Mitochondrion (Greek: mitos - "thread", chondrios - "grain") is the main spot of aerobic respiration activity of the cell. The number of mitochondria in a cell is not constant. It depends on the species of an organism and the nature of a cell. A cell with strong need in energy (for example, a liver cell) can contain up to a thousand of mitochondria. Mitochondria can be spiral, round, rod-shaped, cup-shaped, even branched. The length of mitochondria may vary from 1.5 to 10.0 microns, diameter from 0.25 to 1.00 micron.

Mitochondrion has a double membrane dividing it into two compartments. The area limited by the inner membrane thrown into folds (the folds are called cristae) is known as mitochondrial matrix. It contains ribosomes and mitochondrial DNA, circular double-stranded molecule encoding some of mitochondrial proteins. Cristae in the inner membrane significantly increase its surface, thus, providing the site for placing multi-enzymatic systems and facilitating the access to the enzymes in the mitochondrial matrix.

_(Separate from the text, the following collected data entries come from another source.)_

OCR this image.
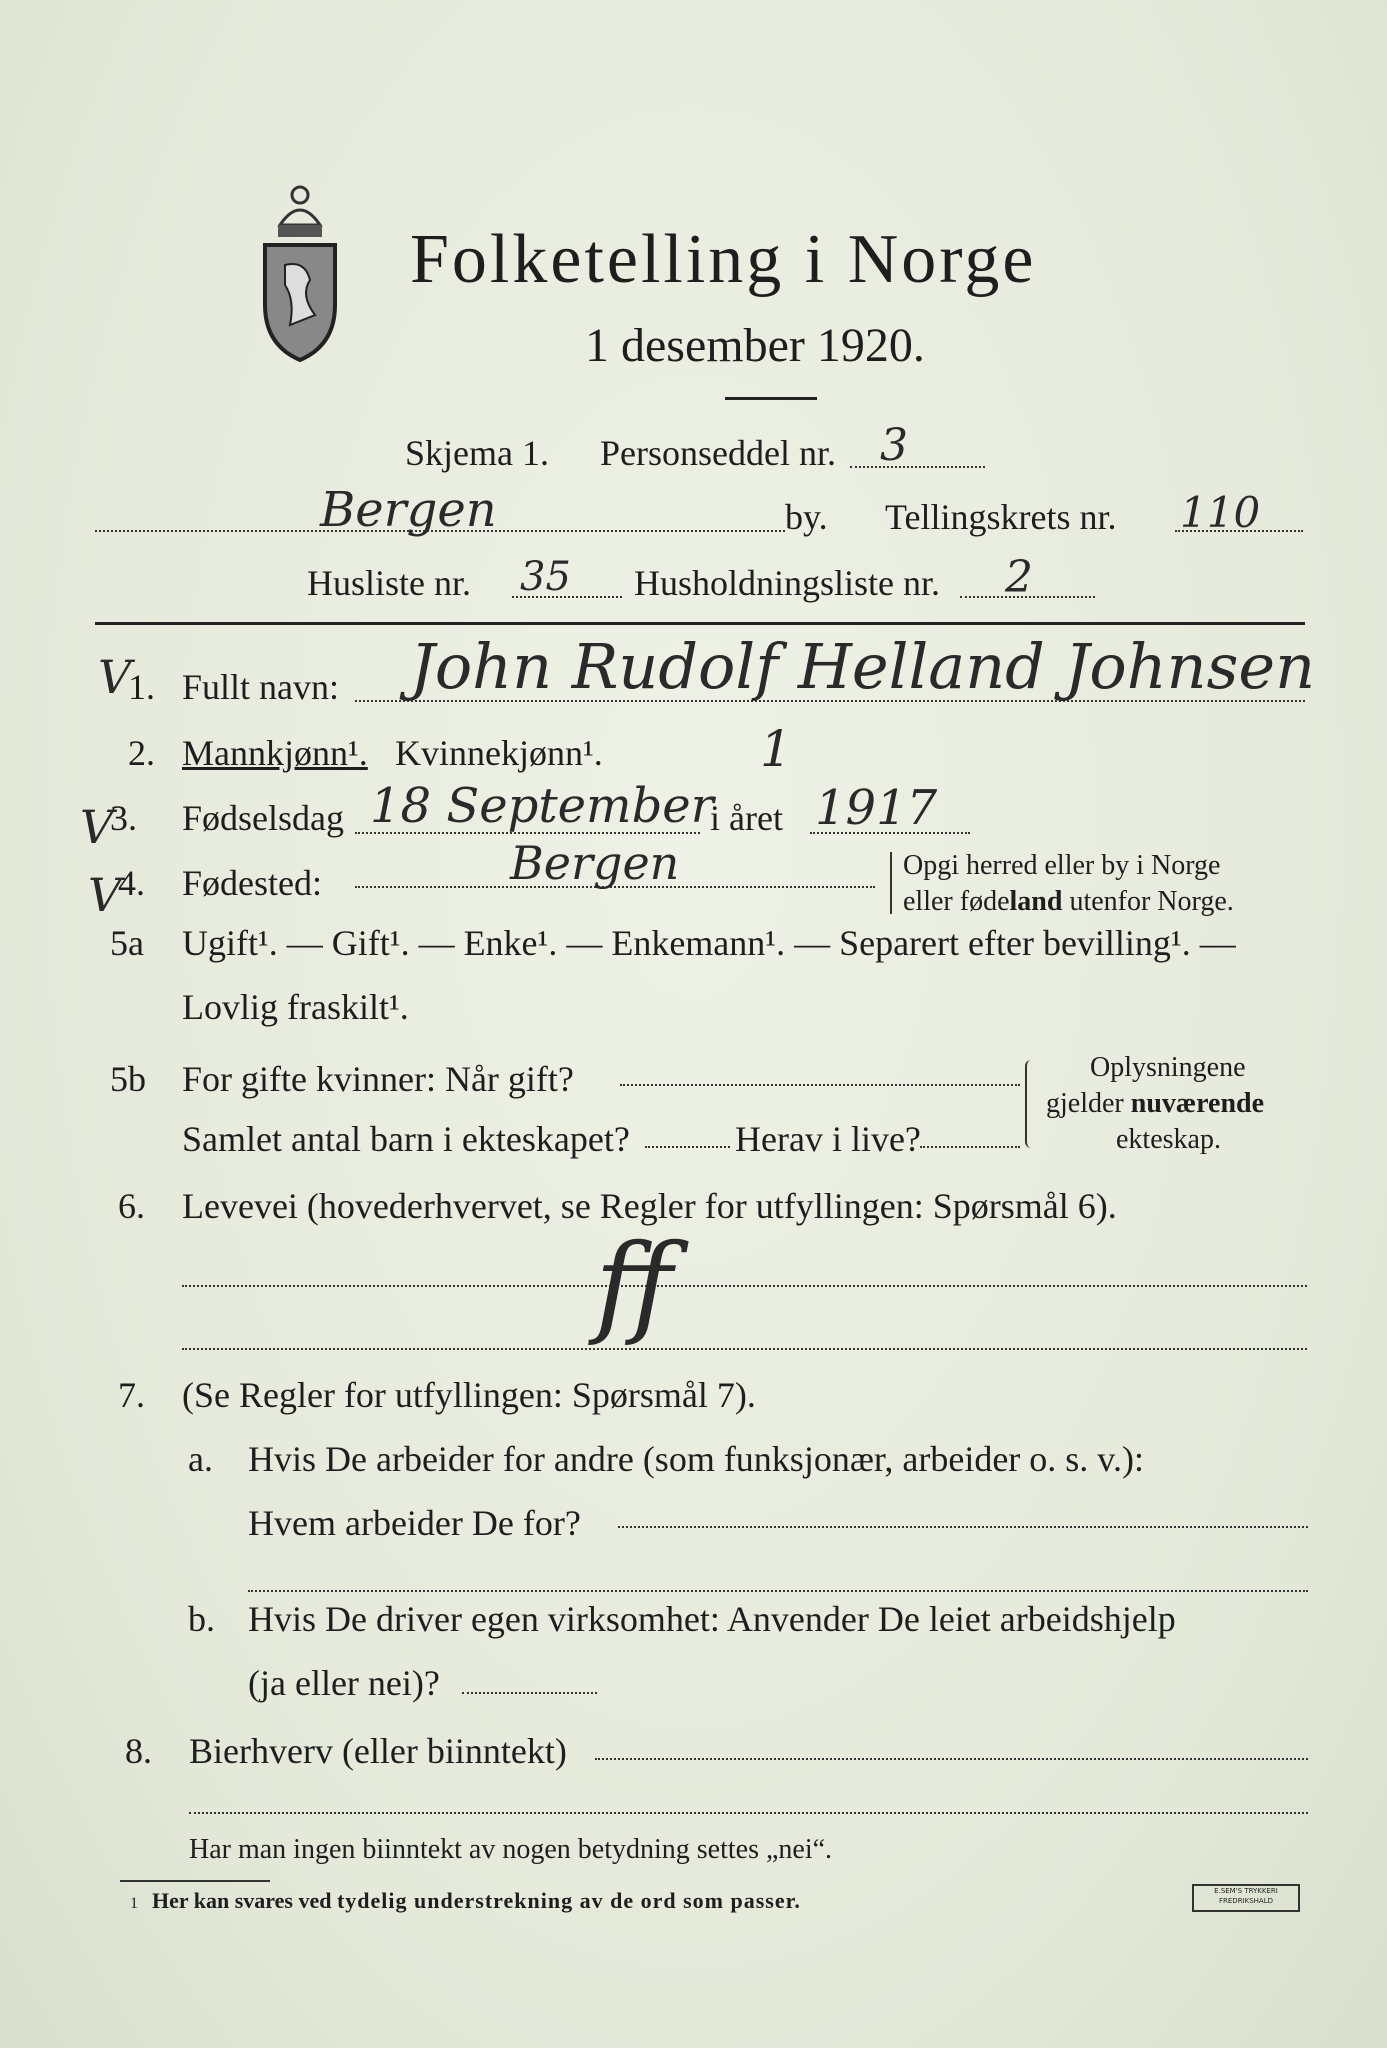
Folketelling i Norge
1 desember 1920.
Skjema 1. Personseddel nr. 3
Bergen	by. Tellingskrets nr. 110
Husliste nr. 35 Husholdningsliste nr. 2
V
1. Fullt navn: John Rudolf Helland Johnsen
2. Mannkjønn¹. Kvinnekjønn¹.	1
V
3. Fødselsdag 18 September
i året 1917
V
4. Fødested:	Bergen	Opgi herred eller by i Norge
eller fødeland utenfor Norge.
5a Ugift¹. — Gift¹. — Enke¹. — Enkemann¹. — Separert efter bevilling¹. —
Lovlig fraskilt¹.
5b For gifte kvinner: Når gift?
Samlet antal barn i ekteskapet?	Herav i live?
Oplysningene
gjelder nuværende
ekteskap.
6. Levevei (hovederhvervet, se Regler for utfyllingen: Spørsmål 6).
ff
7. (Se Regler for utfyllingen: Spørsmål 7).
a. Hvis De arbeider for andre (som funksjonær, arbeider o. s. v.):
Hvem arbeider De for?
b. Hvis De driver egen virksomhet: Anvender De leiet arbeidshjelp
(ja eller nei)?
8. Bierhverv (eller biinntekt)
Har man ingen biinntekt av nogen betydning settes „nei“.
1 Her kan svares ved tydelig understrekning av de ord som passer.	E.SEM'S TRYKKERI FREDRIKSHALD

The compartment between the outer and inner membranes, which is called intermembrane space, contains substrates, enzymes and some metabolites.

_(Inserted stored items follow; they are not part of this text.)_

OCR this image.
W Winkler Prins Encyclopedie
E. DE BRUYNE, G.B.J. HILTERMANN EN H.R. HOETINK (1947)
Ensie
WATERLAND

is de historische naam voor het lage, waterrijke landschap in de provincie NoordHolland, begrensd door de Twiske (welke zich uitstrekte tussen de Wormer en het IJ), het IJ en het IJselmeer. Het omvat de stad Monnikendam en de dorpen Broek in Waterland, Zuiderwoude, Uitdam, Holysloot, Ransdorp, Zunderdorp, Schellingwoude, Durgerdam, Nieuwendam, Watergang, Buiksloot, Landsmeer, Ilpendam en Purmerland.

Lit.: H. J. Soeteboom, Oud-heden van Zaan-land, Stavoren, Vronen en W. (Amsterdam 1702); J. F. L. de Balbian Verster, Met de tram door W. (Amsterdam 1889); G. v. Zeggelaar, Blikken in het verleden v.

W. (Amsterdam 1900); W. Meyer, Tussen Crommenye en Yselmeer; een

Mitochondrion is the main site of ATP synthesis in animals. The most part of oxidizing cell processes is accomplished in mitochondria. Mitochondria resemble bacteria in shape and size. They contain DNA and replicate. It is thought that eukaryotic cells are descendants of primitive anaerobic organisms who survived in the world rich in oxygen having devoured aerobic bacteria. Instead of digesting the bacteria, these organisms fed them and kept in symbiosis for the sake of their ability to use atmospheric oxygen and produce energy.